I have thought of you real often, even though I have neglected to write during the past few days. I have felt that I wanted to see you and would welcome the opportunity to spend a while in Uvalde. Mr. Bishopp has not written to me regarding it and I presume that he feels that it is hardly wise to pull me off the job here. It has been very dry and cases have been scarce, but today it is raining and no doubt we will have lots of material soon.
Dr. K.S. and I went fishing last Friday. Drove to the St. John’s River about 100 miles south, where it is about the width of the Nueces at the point we visited. Had a negro row the boat and we covered about twelve miles, then at 5PM a motor boat pulled us back to where we had left the auto. It was my first attempt with casting and I only caught one which weighed about 1 3/4 lbs. Dr. K.S. had about 23 ranging from 1 to 5 lbs. He didn’t consider that his luck was good as he often gets twice that many in one day and occasionally a 12 pounder. That was the first day I didn’t work and I thoroughly enjoyed it. Had a late drive in returning which put us at home 3:30 Sat. A.M. This partly accounts for my not writing. I wonder if you would have enjoyed such a trip, just you and I with a negro to row.
I didn’t care for the late drive but the fishing was quite cool and the sun didn’t bother. We stopped twice to make coffee and have a lunch. I believe you would have had as much fun as climbing the mountain at Regan’s Wells, and I doubt if you would have been as tired the following day. Had you been along probably I would not have caught the one fish, as some one couldn’t kill any squirrels when you went hunting with them. But I can assure you that the pleasure in having you on the trip would have been greater than any fish catching and that I would have tried to have you enjoy it.
It was mighty fine of you, Dear, to tell me just how you felt toward me and I appreciate the frankness and encouragement. I only wish that I could be with you lots and we could know one another better. I feel that I have known you always and there is no doubt in my mind, but I certainly want you to be sure of yourself and continue to have confidence in me. To know that you believe in me is mighty encouraging, and I am very happy to know that you haven’t had occasion to doubt me. I hope it will always be that way. I am sure that I’ll always love you, and there is no doubt in my mind. There isn’t another like you.
A man can tell if he loves a girl if he is sure of it before breakfast, and it was interesting to me that I met you at that time. Your last letter was written before breakfast and it was a real sweet one, which shows your disposition real well.
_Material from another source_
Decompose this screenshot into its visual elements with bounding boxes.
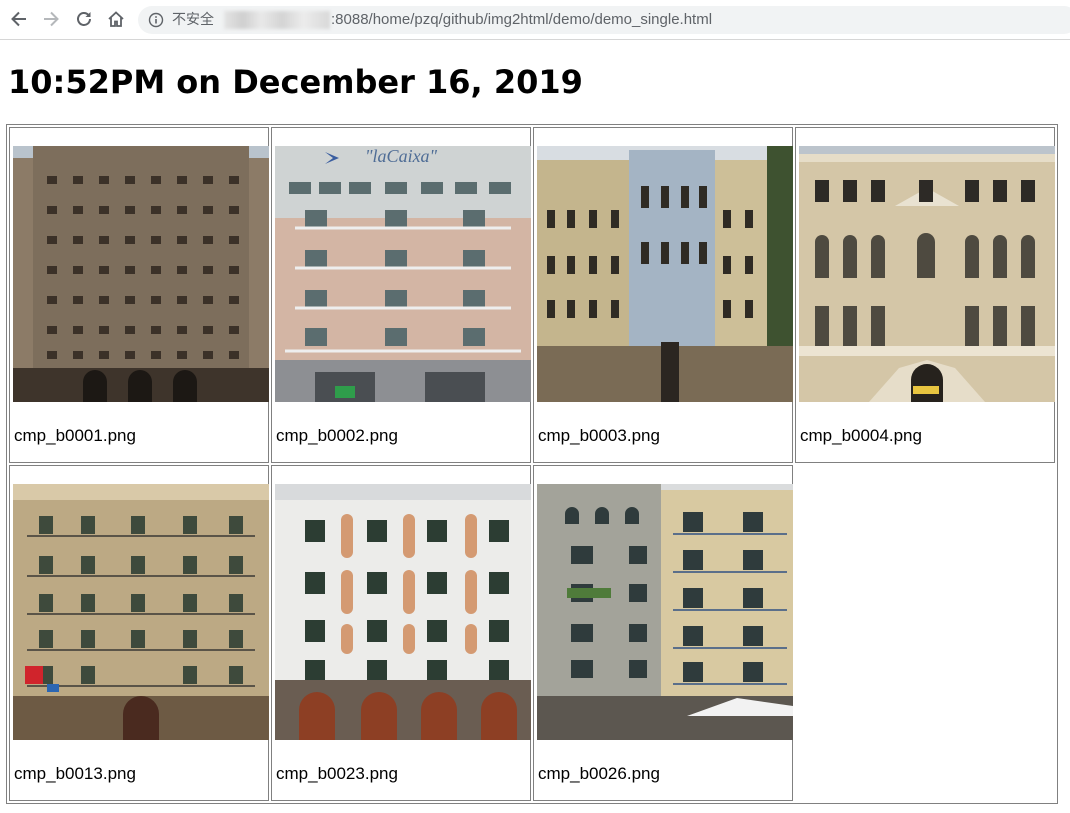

As a rule folks don’t feel good until they have eaten and they are apt to show their ill feelings at an early hour. Should I have the opportunity I would try to be as good at that time as any other, and would want to be just as much of a sweetheart when I am old. I would always be proud of you and would try to always be good and kind.
It is raining quite hard now and I certainly hope that I’ll have lots of cases during the next two to three weeks so that my work will be in good shape and such that I can be in Uvalde. You don’t know how much I want to be with you, and I am hoping that Mr. Bishopp will ask me to come down there.